In 1941 when he was accepted as an ally of Britain, the Soviet despot had an almost limitless reservoir of cannon-fodder at his disposal. Because he was fighting a foreign invader in a “Great Patriotic War”, Stalin could unite his diverse subjects in a way that the Communist regime didn’t dream of before the war. Moreover, as the largest country in the world, the USSR offered an ocean of space that could suck Nazi forces in and through to annihilation.

Assad has none of those things.

In fact, on numerous occasions he has complained about a chronic shortage of manpower to embark on a sustained military campaign.

He has increasingly depended on cannon-fodder from Lebanon, provided by Hezbollah, and Afghan, Pakistan and Iraqi “volunteers for martyrdom” recruited and paid by Tehran, not to mention thousands of Iranians sent to protect him.
In his “notes from Syria”, published posthumously, the Iranian General Hussein Hamadani, killed in Aleppo, relates how his men saved Assad at the 11th hour “after everyone else, including Russian military advisers, had fled.”

In 1941 the overwhelming majority of Soviet citizens were prepared to fight on Stalin’s side against the foreign invader. In Syria, today, Assad is fighting against a majority of Syrian people. That almost half of Syria’s population has become either refugees or displaced persons shows that a majority do not wish to fight for Assad.

Stalin was sure to have enough people to capture, cleanse and control whatever territory he won from the Germans. Assad lacks the numbers to do the same even if one handed him Syria on a platter.

In any case, Assad and his Iranian and Russian backers are not fighting against ISIS but focus on destroying non-ISIS opponents of the regime. Putin and Assad are massacring the unarmed population of Aleppo, not the armed henchmen of the self-styled Caliph.

Regardless of how this tragic conflict ends, no minority can ever again hope to rule Syria, let alone rebuild the shattered country, even with the support of foreign powers.
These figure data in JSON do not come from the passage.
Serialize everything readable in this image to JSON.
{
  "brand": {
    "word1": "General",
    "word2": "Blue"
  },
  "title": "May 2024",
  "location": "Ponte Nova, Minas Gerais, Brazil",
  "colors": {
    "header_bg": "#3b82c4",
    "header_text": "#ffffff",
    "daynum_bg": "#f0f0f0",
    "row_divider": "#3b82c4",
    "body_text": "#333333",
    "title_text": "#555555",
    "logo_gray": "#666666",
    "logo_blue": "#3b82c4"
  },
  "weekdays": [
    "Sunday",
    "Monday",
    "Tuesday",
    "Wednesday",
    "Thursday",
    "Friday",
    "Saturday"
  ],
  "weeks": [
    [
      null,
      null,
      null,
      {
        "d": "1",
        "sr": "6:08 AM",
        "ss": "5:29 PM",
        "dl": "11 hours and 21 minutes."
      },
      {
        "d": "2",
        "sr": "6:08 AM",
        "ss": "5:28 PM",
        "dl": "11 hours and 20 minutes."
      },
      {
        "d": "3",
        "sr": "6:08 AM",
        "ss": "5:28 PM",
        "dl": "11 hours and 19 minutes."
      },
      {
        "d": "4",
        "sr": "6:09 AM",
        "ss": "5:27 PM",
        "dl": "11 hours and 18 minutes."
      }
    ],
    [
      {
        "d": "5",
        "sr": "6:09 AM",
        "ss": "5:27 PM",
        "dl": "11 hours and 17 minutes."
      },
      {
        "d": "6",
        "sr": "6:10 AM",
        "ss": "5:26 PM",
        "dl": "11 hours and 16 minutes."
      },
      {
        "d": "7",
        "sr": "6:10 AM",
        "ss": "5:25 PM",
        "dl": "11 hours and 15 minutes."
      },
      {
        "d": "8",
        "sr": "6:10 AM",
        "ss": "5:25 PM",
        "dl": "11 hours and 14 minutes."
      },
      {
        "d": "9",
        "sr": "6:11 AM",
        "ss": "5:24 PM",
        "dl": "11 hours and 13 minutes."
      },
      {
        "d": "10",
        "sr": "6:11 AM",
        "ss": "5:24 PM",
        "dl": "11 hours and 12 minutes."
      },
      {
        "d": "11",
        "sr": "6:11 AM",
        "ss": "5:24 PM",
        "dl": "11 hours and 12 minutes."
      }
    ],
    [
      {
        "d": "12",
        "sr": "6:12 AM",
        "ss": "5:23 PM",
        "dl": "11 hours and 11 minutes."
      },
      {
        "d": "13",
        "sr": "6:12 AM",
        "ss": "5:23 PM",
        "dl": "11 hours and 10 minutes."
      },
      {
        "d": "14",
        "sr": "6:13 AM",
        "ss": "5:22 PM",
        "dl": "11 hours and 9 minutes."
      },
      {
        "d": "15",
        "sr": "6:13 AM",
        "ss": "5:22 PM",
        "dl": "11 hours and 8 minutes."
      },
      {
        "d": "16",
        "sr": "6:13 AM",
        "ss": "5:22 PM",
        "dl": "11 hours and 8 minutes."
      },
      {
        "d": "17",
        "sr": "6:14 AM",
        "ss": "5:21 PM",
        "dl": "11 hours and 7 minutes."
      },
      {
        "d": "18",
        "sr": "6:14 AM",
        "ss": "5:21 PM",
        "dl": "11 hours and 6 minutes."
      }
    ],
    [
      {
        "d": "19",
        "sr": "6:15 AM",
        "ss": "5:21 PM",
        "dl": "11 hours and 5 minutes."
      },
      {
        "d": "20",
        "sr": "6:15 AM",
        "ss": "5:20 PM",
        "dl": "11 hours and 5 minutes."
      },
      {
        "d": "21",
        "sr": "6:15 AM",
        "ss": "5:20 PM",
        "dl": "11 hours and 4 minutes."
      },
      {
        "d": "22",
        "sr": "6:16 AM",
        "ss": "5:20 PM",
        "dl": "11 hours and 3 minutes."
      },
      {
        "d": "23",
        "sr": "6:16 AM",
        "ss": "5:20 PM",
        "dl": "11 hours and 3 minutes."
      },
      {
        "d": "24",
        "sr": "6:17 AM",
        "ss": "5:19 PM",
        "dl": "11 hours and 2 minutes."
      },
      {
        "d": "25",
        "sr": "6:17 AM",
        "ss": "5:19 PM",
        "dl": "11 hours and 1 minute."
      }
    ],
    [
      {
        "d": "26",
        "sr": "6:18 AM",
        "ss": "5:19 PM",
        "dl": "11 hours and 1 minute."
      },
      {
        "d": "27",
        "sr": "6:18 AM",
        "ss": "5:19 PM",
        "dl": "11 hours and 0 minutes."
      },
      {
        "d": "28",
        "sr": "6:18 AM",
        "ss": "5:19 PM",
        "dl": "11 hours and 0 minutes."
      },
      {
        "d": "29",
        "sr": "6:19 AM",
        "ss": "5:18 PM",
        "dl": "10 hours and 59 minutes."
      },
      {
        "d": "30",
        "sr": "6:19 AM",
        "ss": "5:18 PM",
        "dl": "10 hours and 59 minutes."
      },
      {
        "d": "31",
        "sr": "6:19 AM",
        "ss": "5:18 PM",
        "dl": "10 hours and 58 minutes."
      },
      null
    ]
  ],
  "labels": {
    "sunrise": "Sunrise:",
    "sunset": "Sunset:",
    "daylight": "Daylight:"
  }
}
Also unlike Stalin, Assad controls little territory; estimates vary between five and 20 per cent, not enough to give his faction a significant hinterland in military terms.

Fillon’s other reason for holding one’s nose and accepting Assad is equally dubious.

Assad has killed more Christians of the Orient than any other ruler in the history of independent Syria.

This is how Syrian poet Hala Muhammad puts it:

Syria has been demolished by war,
And memories, Mother dearest
Do not a country make…”

The Ba’athist regime was also responsible for depriving another minority, the Kurds who account for 10 per cent of the population, of their nationality making them stateless. Opposition to the regime has always consisted of a rainbow coalition of most of Syria’s minorities, including Turcomans, and even the Alawite community from which the Assad clan originally emerged. (The Druze and Ismailis have not joined the fray but are far from being Assad’s fans.) Assad’s al-Kalbiyah clan is a minority among Alawites divided into larger groups such as Kalaziah, Heydariah and Murshediyah.

In “Realpolitik”, making a bargain with the Devil may make sense provided the devil in question is capable of delivering.

In Syria, today, Assad cannot deliver anything except more death and desolation.
Dear Francois, you are wrong on Syria.

To save Syria from deeper tragedies and to save humanity from greater shame, Assad must go!